Newly developed graphene biointerfaces have been shown to facilitate noninvasive stimulation of cells as well as provide surfaces more conducive to growth than plastic dishes or glass plates. According to researchers at University of California San Diego School of Medicine who developed this graphene-based system, it could improve drug discovery as well as medical device development. The advantages conferred by the graphene surface are derived from graphene’s ability to convert light into electricity, something plastic and glass, as insulators, can’t do.
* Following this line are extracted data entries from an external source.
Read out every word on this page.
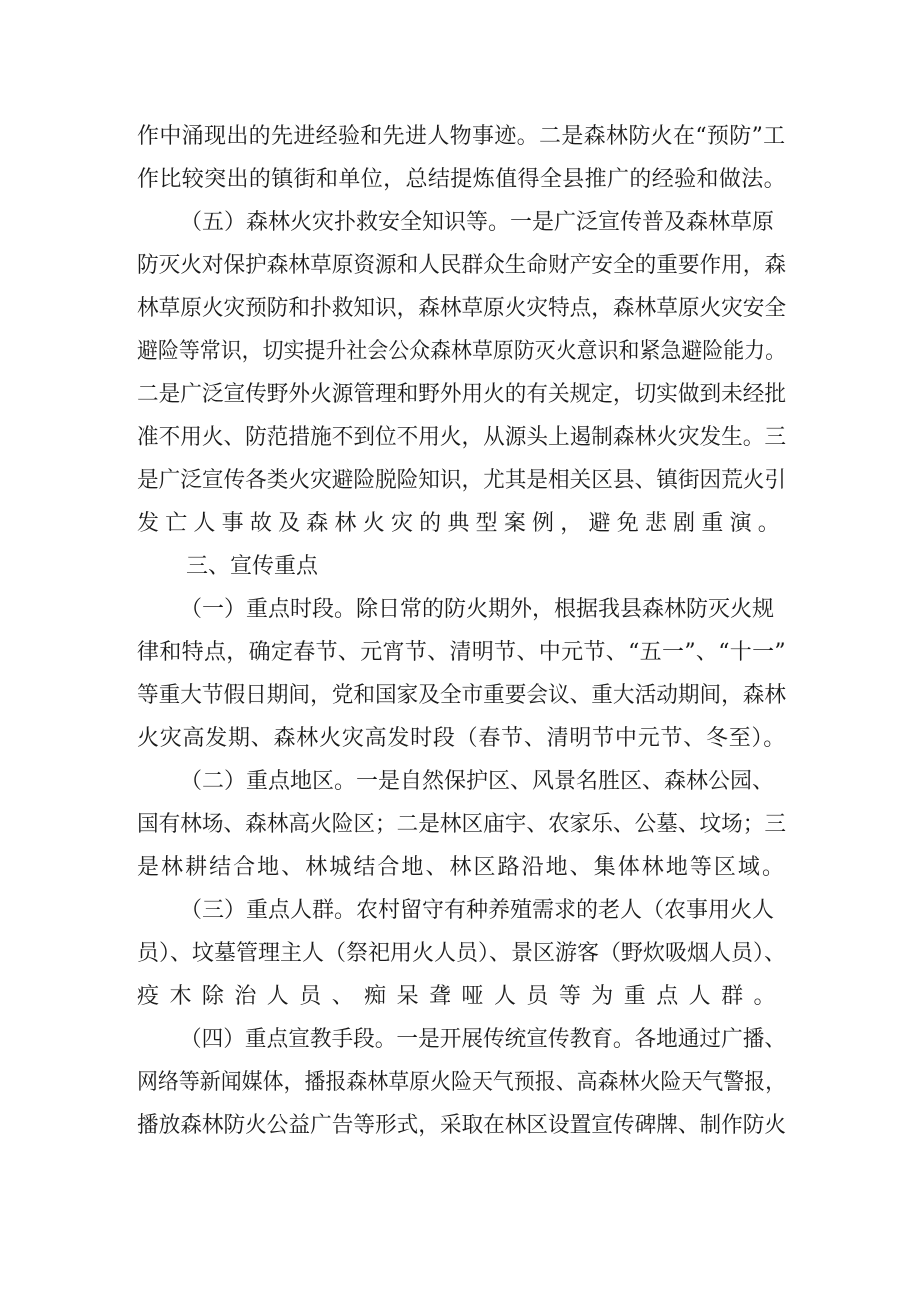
作中涌现出的先进经验和先进人物事迹。二是森林防火在“预防”工
作比较突出的镇街和单位，总结提炼值得全县推广的经验和做法。
（五）森林火灾扑救安全知识等。一是广泛宣传普及森林草原
防灭火对保护森林草原资源和人民群众生命财产安全的重要作用，森
林草原火灾预防和扑救知识，森林草原火灾特点，森林草原火灾安全
避险等常识，切实提升社会公众森林草原防灭火意识和紧急避险能力。
二是广泛宣传野外火源管理和野外用火的有关规定，切实做到未经批
准不用火、防范措施不到位不用火，从源头上遏制森林火灾发生。三
是广泛宣传各类火灾避险脱险知识，尤其是相关区县、镇街因荒火引
发亡人事故及森林火灾的典型案例，避免悲剧重演。
三、宣传重点
（一）重点时段。除日常的防火期外，根据我县森林防灭火规
律和特点，确定春节、元宵节、清明节、中元节、“五一”、“十一”
等重大节假日期间，党和国家及全市重要会议、重大活动期间，森林
火灾高发期、森林火灾高发时段（春节、清明节中元节、冬至）。
（二）重点地区。一是自然保护区、风景名胜区、森林公园、
国有林场、森林高火险区；二是林区庙宇、农家乐、公墓、坟场；三
是林耕结合地、林城结合地、林区路沿地、集体林地等区域。
（三）重点人群。农村留守有种养殖需求的老人（农事用火人
员）、坟墓管理主人（祭祀用火人员）、景区游客（野炊吸烟人员）、
疫木除治人员、痴呆聋哑人员等为重点人群。
（四）重点宣教手段。一是开展传统宣传教育。各地通过广播、
网络等新闻媒体，播报森林草原火险天气预报、高森林火险天气警报，
播放森林防火公益广告等形式，采取在林区设置宣传碑牌、制作防火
"[I]n your body, you don't see many surfaces acting like plastic or glass," said first author Alex Savchenko, a research scientist in the department of pediatrics. "Instead, we're conductive. Our hearts are extremely good at conducting electricity. In the brain, it's electric conductivity that allows me to think and talk at the same time."
To demonstrate the potential of their system, which is described in the May 18 issue of Science Advances, the researchers generated heart cells from donated skin cells, via induced pluripotent stem cells (iPSC). Then they grew these iPSC-derived heart cells on a graphene surface.
According to Savchenko, it took the team awhile to pin down the optimal graphene-based formulation. Then they had to find the best light source and way to deliver that light to the graphene-cell system. But they eventually found a way to precisely control how much electricity the graphene generated by varying the intensity of the light to which they exposed it.
"We were surprised at the degree of flexibility, that graphene allows you to pace cells literally at will," Savchenko added. "You want them to beat twice as fast? No problem—you just increase the light intensity. Three times faster? No problem—increase the light or graphene density."
Savchenko and colleagues found they could likewise control heart activity in a living organism (zebrafish embryos) using light and dispersed graphene.
The team was also surprised at the absence of toxicity, which often presents researchers with a huge challenge. "Normally, if you introduce a new material in biology, you'd expect to see a certain number of cells killed in the process," Savchenko said. "But we didn't see any of that. It makes us hopeful that we'll be able to avoid harmful problems later on, as we test various medical applications."
For now, the team is focused on heart cells and neurons. But they are interested in eventually applying their graphene/light system to search for drugs that specifically kill cancer cells, while leaving healthy cells alone. The researchers also envision using graphene to find opioid alternatives—use-dependent pain medications that only work when and where a person is in pain, thus reducing systemic effects than can lead to misuse and addiction.